W4SP Stealer

Cybersecurity researchers have uncovered 29 packages in Python Package Index (PyPI), the official third-party software repository for the Python programming language, that aim to infect developers' machines with a malware called W4SP Stealer.

"The main attack seems to have started around October 12, 2022, slowly picking up steam to a concentrated effort around October 22," software supply chain security company Phylum said in a report published this week.

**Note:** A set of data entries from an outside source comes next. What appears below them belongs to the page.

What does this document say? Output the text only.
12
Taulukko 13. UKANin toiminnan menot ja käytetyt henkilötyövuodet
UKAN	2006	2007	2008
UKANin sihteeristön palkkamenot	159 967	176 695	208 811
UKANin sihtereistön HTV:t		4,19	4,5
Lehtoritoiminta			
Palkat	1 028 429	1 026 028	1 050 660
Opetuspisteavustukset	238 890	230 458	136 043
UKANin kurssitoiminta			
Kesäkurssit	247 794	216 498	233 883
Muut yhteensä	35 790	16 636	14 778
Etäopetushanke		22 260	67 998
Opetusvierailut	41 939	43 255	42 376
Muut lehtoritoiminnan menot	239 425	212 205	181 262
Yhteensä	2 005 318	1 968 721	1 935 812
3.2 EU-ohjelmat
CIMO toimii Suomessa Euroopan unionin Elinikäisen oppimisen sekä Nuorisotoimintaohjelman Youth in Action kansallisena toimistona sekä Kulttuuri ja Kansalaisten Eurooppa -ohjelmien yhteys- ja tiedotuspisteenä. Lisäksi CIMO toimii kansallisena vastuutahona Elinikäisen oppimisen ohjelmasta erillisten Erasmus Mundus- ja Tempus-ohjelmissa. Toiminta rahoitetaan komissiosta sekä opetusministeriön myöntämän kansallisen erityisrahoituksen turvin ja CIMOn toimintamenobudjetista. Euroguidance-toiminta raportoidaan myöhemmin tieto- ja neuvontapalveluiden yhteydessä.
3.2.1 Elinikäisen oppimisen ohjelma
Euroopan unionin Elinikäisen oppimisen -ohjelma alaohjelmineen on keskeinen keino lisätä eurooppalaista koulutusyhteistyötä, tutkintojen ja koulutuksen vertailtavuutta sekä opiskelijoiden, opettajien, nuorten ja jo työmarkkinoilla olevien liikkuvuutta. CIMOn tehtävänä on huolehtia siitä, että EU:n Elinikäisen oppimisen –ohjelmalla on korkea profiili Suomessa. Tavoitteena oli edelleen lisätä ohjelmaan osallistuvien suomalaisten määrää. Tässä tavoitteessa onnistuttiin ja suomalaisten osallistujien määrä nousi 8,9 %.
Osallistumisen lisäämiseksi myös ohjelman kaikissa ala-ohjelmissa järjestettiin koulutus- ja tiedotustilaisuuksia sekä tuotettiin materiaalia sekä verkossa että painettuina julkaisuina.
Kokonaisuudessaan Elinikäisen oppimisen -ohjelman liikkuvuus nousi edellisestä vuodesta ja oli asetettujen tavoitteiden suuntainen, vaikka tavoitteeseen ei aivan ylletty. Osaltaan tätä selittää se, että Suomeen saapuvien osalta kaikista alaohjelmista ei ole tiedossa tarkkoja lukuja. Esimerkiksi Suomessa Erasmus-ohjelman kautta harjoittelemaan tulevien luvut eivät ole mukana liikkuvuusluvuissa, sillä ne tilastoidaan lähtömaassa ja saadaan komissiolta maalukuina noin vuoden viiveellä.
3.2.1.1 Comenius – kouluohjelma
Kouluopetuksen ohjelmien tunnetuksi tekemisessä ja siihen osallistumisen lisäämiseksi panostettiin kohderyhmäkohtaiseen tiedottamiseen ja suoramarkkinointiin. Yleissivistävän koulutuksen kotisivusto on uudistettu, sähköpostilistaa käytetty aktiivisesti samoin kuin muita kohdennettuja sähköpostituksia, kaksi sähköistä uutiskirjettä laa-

The list of offending packages is as follows: typesutil, typestring, sutiltype, duonet, fatnoob, strinfer, pydprotect, incrivelsim, twyne, pyptext, installpy, faq, colorwin, requests-httpx, colorsama, shaasigma, stringe, felpesviadinho, cypress, pystyte, pyslyte, pystyle, pyurllib, algorithmic, oiu, iao, curlapi, type-color, and pyhints.

Cybersecurity

Collectively, the packages have been downloaded more than 5,700 times, with some of the libraries (e.g., twyne and colorsama) relying on typosquatting to trick unsuspecting users into downloading them.

The fraudulent modules repurpose existing legitimate libraries by inserting a malicious import statement in the packages' "setup.py" script to launch a piece of Python code that fetches the malware from a remote server.

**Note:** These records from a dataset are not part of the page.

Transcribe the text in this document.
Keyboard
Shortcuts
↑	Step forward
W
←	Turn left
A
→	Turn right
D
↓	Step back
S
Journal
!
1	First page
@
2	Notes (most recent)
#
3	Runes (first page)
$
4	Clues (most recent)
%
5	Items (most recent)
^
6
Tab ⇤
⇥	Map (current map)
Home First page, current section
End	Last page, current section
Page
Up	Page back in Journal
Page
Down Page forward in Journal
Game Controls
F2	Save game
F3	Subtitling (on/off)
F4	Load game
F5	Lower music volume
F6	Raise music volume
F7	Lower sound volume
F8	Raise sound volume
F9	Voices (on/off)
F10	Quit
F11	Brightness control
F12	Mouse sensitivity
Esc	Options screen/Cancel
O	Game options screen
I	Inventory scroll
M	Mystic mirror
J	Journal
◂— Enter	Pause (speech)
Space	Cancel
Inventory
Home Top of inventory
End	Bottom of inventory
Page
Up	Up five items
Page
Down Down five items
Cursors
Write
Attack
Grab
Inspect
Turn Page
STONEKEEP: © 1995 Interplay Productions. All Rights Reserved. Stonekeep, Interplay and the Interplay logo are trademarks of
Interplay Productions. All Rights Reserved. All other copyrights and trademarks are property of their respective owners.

W4SP Stealer, an open source Python-based trojan, comes with capabilities to pilfer files of interest, passwords, browser cookies, system metadata, Discord tokens, as well as data from the MetaMask, Atomic and Exodus crypto wallets.

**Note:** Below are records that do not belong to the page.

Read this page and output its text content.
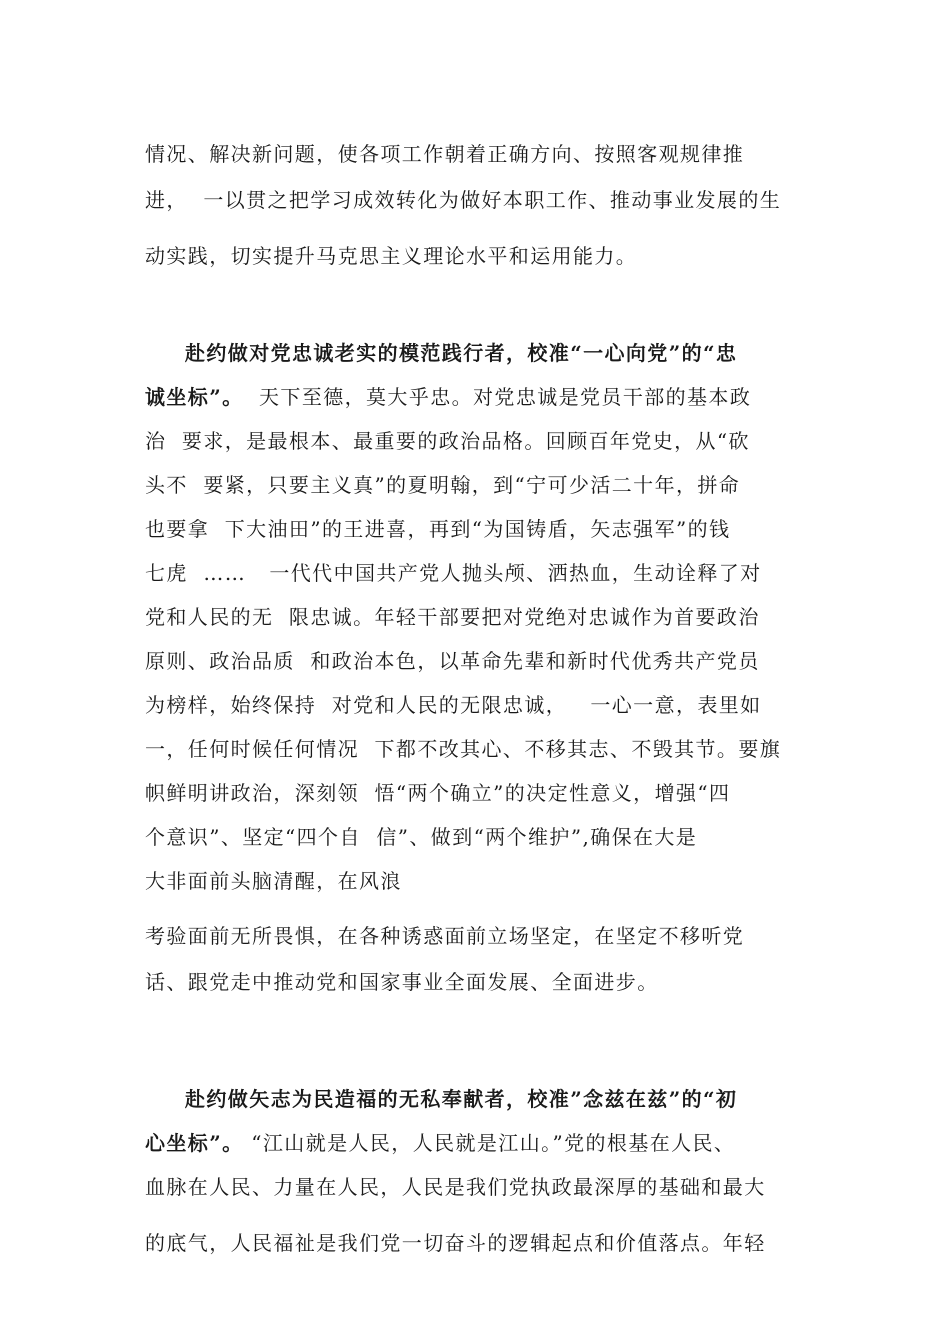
情况、解决新问题，使各项工作朝着正确方向、按照客观规律推
进，  一以贯之把学习成效转化为做好本职工作、推动事业发展的生
动实践，切实提升马克思主义理论水平和运用能力。
赴约做对党忠诚老实的模范践行者，校准“一心向党”的“忠
诚坐标”。  天下至德，莫大乎忠。对党忠诚是党员干部的基本政
治  要求，是最根本、最重要的政治品格。回顾百年党史，从“砍
头不  要紧，只要主义真”的夏明翰，到“宁可少活二十年，拼命
也要拿  下大油田”的王进喜，再到“为国铸盾，矢志强军”的钱
七虎  ……   一代代中国共产党人抛头颅、洒热血，生动诠释了对
党和人民的无  限忠诚。年轻干部要把对党绝对忠诚作为首要政治
原则、政治品质  和政治本色，以革命先辈和新时代优秀共产党员
为榜样，始终保持  对党和人民的无限忠诚，   一心一意，表里如
一，任何时候任何情况  下都不改其心、不移其志、不毁其节。要旗
帜鲜明讲政治，深刻领  悟“两个确立”的决定性意义，增强“四
个意识”、坚定“四个自  信”、做到“两个维护”,确保在大是
大非面前头脑清醒，在风浪
考验面前无所畏惧，在各种诱惑面前立场坚定，在坚定不移听党
话、跟党走中推动党和国家事业全面发展、全面进步。
赴约做矢志为民造福的无私奉献者，校准”念兹在兹”的“初
心坐标”。 “江山就是人民，人民就是江山。”党的根基在人民、
血脉在人民、力量在人民，人民是我们党执政最深厚的基础和最大
的底气，人民福祉是我们党一切奋斗的逻辑起点和价值落点。年轻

This is not the first time W4SP Stealer has been delivered through seemingly benign packages in the PyPI repository. In August, Kaspersky uncovered two libraries named pyquest and ultrarequests that were found to deploy the malware as a final payload.

Cybersecurity

The findings illustrate continued abuse of open source ecosystems to propagate malicious packages that are designed to harvest sensitive information and make way for supply chain attacks.

"As this is an ongoing attack with constantly changing tactics from a determined attacker, we suspect to see more malware like this popping up in the near future," Phylum noted.